Se la sfilata fosse una pellicola cinematografica sarebbe ambientata nella Los Angeles degli anni Cinquanta e la donna che va in passerella sarebbe un’ intrigante Black Dahlia, in equilibrio tra la metà del secolo scorso e la contemporaneità, le cui forme e volumi sono costruiti senza alcuna concessione alla fluidità e vengono interpretati da materiali sostenuti, come i tessuti tubico-matelassé in lurex oppure in lane-seta.

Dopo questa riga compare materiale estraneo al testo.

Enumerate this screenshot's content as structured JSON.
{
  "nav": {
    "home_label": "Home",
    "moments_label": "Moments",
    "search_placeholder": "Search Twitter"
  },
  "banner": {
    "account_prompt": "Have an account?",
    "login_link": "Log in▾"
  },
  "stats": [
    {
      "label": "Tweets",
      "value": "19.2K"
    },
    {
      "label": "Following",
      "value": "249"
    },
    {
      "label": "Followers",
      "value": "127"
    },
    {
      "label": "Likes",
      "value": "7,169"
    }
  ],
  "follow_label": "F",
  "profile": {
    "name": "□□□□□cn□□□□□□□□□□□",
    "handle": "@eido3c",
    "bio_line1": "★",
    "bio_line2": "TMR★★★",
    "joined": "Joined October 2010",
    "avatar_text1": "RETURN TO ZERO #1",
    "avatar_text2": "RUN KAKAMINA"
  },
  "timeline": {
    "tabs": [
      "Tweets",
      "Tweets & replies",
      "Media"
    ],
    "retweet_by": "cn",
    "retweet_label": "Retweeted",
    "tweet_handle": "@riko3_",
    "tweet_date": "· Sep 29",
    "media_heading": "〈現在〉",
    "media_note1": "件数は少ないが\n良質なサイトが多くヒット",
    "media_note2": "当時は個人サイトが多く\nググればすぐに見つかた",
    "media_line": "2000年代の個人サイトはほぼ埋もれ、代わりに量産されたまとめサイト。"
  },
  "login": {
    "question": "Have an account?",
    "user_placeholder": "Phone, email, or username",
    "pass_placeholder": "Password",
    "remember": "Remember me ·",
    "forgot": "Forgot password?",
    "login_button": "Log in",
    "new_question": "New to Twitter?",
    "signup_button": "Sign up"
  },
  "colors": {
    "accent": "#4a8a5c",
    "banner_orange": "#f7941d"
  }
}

Fondamentale il gioco degli opposti dove i tessuti più tradizionali sono re-interpretati da capi sportivi come la felpa; mentre i capi più classici,
come la longuette, viene realizzata in tessuto tecnico.
Primo piano sugli accessori dall’appeal grafico, come le borse rigide, bidimensionali portate a mano e “Romy” un piccolo cilindro in vitello spazzolato rigido.
I colori sono Bordeaux, rossi e rosa in tutte le sue tonalità e bianco e nero con tocchi di grigio, argento, asfalto per arrivare al metallo.